No, that's incorrect. The 4s electrons are the first to be lost from transition metals when oxidised.
There aren't 4s electrons in the Fe2+ ion, but there are six 3d electrons.
Reply 9
use periodic table

1. drop both 4s elestrons on the left side
2. count the number of 3d electrons til you reach Fe

did you study at all?
Original post by gaia0619
use periodic table

1. drop both 4s elestrons on the left side
2. count the number of 3d electrons til you reach Fe

did you study at all?

Does your method always work? i.e how do you explain Cr and Cu?
for Cr and Cu, you need to start from 3d5 and 4s1 / 3d10 and 4s1


you know why
Original post by gaia0619
did you study at all?

You've got to stop being so condescending. Not everyone has the same ability as you do.

If someone posts a question, they should show that they've had a go at it at first - but shaming people isn't helpful to anyone.
Original post by gaia0619
for Cr and Cu, you need to start from 3d5 and 4s1 / 3d10 and 4s1


you know why

Humour me... Why?

And not "because it works."

And not "because a half-filled or fully-filled sub-shell is more stable." Because why isn't V [Ar] 3d5 rather than [Ar] 3d3 4s2? Or why does Cu more happily form Cu2+ ([Ar] 3d9) over Cu+ ([Ar] 3d10) if a fully-filled sub-shell is so stable?

Why is your rule fill the 4s sub-shell first and then the 3d subshell, except when you need to fill the 3d first and then the 4s. Why?
dun you have something more interesting to work on?

whem empty, energy level: 4s lower than 3d

when occupied, energy level: 3d lpwer than 4s
Original post by Pigster
Humour me... Why?

And not "because it works."

And not "because a half-filled or fully-filled sub-shell is more stable." Because why isn't V [Ar] 3d5 rather than [Ar] 3d3 4s2? Or why does Cu more happily form Cu2+ ([Ar] 3d9) over Cu+ ([Ar] 3d10) if a fully-filled sub-shell is so stable?

Why is your rule fill the 4s sub-shell first and then the 3d subshell, except when you need to fill the 3d first and then the 4s. Why?

dun you have something more interesting to work on?

whem empty, energy level: 4s lower than 3d

when occupied, energy level: 3d lpwer than 4s
Original post by gaia0619
use periodic table

1. drop both 4s elestrons on the left side
2. count the number of 3d electrons til you reach Fe

did you study at all?


Original post by gaia0619
dun you have something more interesting to work on?

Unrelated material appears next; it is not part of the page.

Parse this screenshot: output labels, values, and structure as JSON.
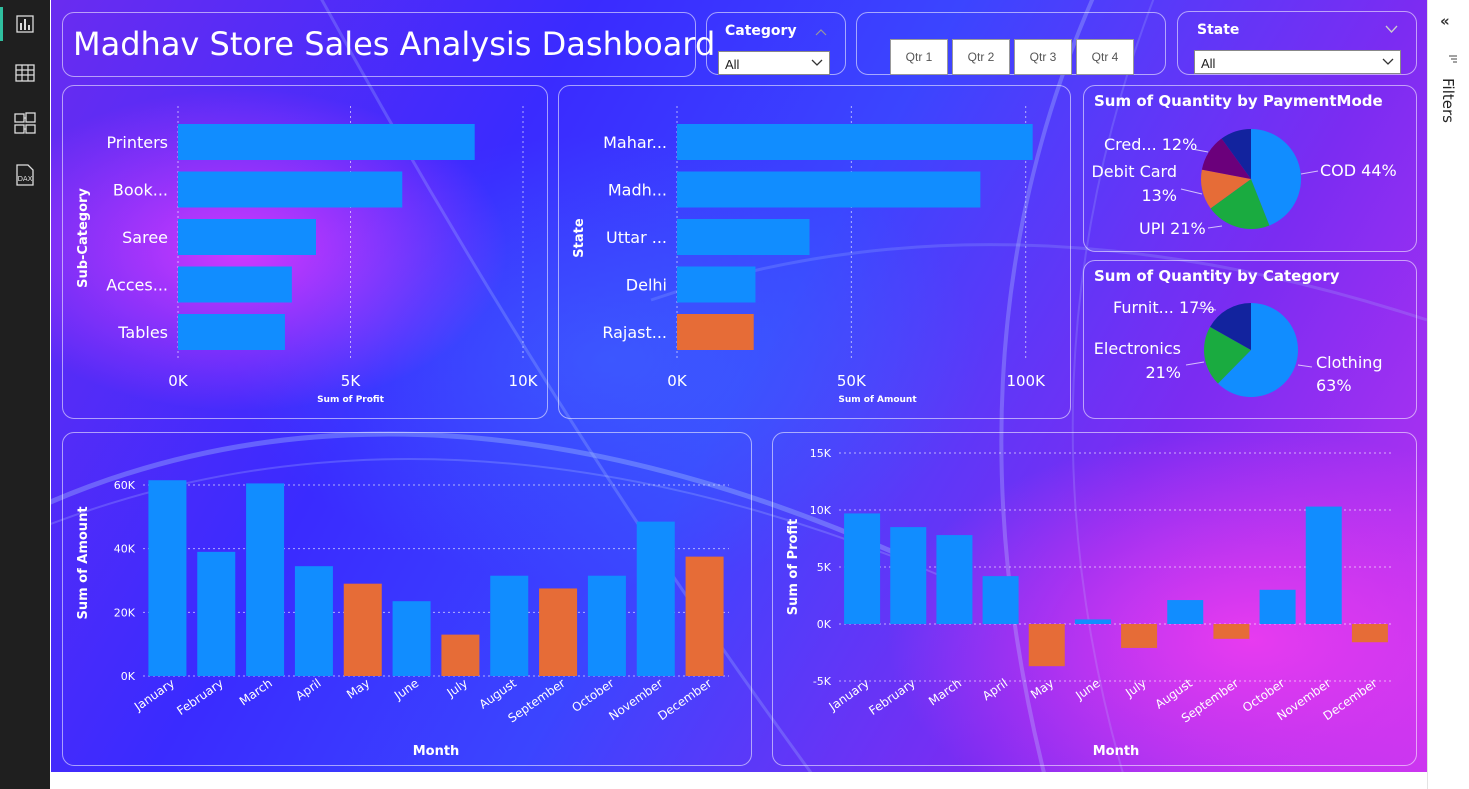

whem empty, energy level: 4s lower than 3d

when occupied, energy level: 3d lpwer than 4s

I've been on holiday, hence my week delay replying.

Don't your two pieces of advice contradict each other?

Aren't you advocating 4s first in your first post and 3d first in your second?

And if, in your second, you state that 3d are lower (my addition: and hence fill first), why is (for example) V: [Ar] 3d3 4s2? and not [Ar] 3d5? Do you have a rule?